The old nobilities of Chirica are by their natures or their powers inured to the curse of the basilisk, and for immemorial time basilisk fighting has been the sport of the great houses, whose stock is bred, tended and trained by hereditary slaves, all blinded at birth with heated copper cups pressed over the eyes. The basilisk-handlers are princes among slaves, inheritors of a prestigious tradition and attended themselves by further, sighted slaves able to cater to their needs while they recite from memory the lineages of the great basilisk lines, learning by rote strains and tendencies that give them a deep if unconscious understanding of the principles of genetics and heredity. The handlers of the great families' stables – the bel Ariyets, the Aszgad, the Ystokrator and others - have even their own modest palace, hideous, windowless buildings garlanded with the frozen forms of less fortunate slaves and fools.

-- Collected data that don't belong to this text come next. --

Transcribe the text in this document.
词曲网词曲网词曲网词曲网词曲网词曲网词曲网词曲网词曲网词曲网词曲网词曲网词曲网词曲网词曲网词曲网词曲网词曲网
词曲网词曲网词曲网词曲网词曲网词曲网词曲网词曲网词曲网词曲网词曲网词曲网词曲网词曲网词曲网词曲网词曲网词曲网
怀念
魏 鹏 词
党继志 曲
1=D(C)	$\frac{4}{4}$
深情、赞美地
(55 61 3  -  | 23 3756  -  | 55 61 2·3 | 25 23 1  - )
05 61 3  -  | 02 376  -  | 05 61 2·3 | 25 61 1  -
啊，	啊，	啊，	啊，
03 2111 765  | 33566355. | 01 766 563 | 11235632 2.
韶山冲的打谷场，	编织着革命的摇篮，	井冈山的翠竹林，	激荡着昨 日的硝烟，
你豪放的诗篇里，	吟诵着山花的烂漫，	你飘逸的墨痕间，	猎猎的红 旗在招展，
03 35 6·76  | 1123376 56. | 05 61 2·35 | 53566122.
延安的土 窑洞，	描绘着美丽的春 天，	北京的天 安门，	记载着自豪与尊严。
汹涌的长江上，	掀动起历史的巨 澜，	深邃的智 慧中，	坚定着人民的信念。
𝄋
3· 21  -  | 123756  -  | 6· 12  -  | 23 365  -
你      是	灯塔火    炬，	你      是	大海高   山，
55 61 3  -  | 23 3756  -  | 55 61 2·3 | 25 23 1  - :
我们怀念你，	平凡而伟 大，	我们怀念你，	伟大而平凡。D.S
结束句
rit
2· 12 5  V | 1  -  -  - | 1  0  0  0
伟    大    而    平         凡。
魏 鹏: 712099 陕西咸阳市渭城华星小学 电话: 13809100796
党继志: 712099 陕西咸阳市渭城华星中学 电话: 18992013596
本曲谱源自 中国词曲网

But among the more upstart, more mortal nobles of the city, there is envy and emulation. Common in their manors and even in some of the more upscale theatres and hostelries is an arrangement known as the Inward Eye: a fighting pit in the traditional form but surrounded not by banked seating: rather by discrete chambers, each of them with a chair fixed to the ground and facing away from the pit, with all around them an angled assemblage of mirrors, such that the fights may be watched in safety – if in baffling multiplicity – by those with their backs to the beasts. In some establishments, where the temptation for drunken or reckless gamblers is reckoned too much (gambling on the fights – for stakes any higher than prestige – is also an innovation of the arrivistes), the chairs feature straps and head restraints, while the beasts themselves were a kind of vertical blinker, preventing them from raising their gaze from the pit to the patrons. Fights are nevertheless risky affairs, and it is far from unknown for a swinging tail, an enraged and disoriented beast, or even a panicking patron to blunder headlong into one of the reflecting surfaces.
Thus, in part, are the mirror-makers of Chirica sustained.